Hermann Sasse had a great insight to this question:
“Lutheran theology differs from Reformed theology in that it lays great emphasis on the fact that the evangelical church is none other than the medieval Catholic Church purged of certain heresies and abuses. The Lutheran theologian acknowledges that he belongs to the same visible church to which Thomas Aquinas and Bernard of Clairvaux, Augustine and Tertullian, Athanasius and Ireneaus once belonged. The orthodox evangelical church is the legitimate continuation of the medieval Catholic Church, not the church of the Council of Trent and the [First] Vatican Council which renounced evangelical truth when it rejected the Reformation. For the orthodox evangelical church is really identical with the orthodox Catholic Church of all times. And just as the very nature of the Reformed Church emphasizes its strong opposition to the medieval church, so the very nature of the Lutheran Church requires it to go to the farthest possible limit in its insistence on its solidarity and identity with the Catholic Church. It was no mere ecclesiastico-political diplomacy which dictated the emphatic assertion in the Augsburg Confession that the teachings of the Evangelicals were identical with those of the orthodox Catholic Church of all ages, and no more was it romanticism or false conservatism which made our church anxious to retain as much of the old canonical law as possible, and to cling tenaciously to the old forms of worship.”

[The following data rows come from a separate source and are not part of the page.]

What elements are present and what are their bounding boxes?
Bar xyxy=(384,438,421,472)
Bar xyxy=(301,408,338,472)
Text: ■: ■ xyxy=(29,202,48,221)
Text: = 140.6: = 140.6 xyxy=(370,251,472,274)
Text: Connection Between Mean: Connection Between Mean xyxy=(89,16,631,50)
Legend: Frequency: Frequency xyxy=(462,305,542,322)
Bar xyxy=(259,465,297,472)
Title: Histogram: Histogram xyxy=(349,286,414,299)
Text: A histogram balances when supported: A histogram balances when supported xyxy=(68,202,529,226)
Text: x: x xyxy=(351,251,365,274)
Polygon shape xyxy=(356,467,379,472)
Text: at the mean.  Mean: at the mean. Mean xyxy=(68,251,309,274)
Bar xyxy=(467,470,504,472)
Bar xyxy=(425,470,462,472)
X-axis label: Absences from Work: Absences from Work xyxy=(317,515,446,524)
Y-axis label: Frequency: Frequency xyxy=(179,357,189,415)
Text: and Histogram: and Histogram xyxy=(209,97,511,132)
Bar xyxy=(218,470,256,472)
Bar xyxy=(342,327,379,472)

Here We Stand, pp. 110-111
So no, Lutherans are not Anti-Catholic. In fact, one of the worst reasons to avoid something is if it is “too Catholic”. I’ve heard this argument used when it comes to the ceremony and decorum of the Church (ie: chanting, vestments, incense, bowing, making the sign of the cross have all been accused as being “too Catholic”). When such an argument is made, so long as such a practice does not directly contradict the Gospel, if one is being consistently Lutheran, the accusation “that’s too Catholic” actually is making the case that such a practice should be enacted.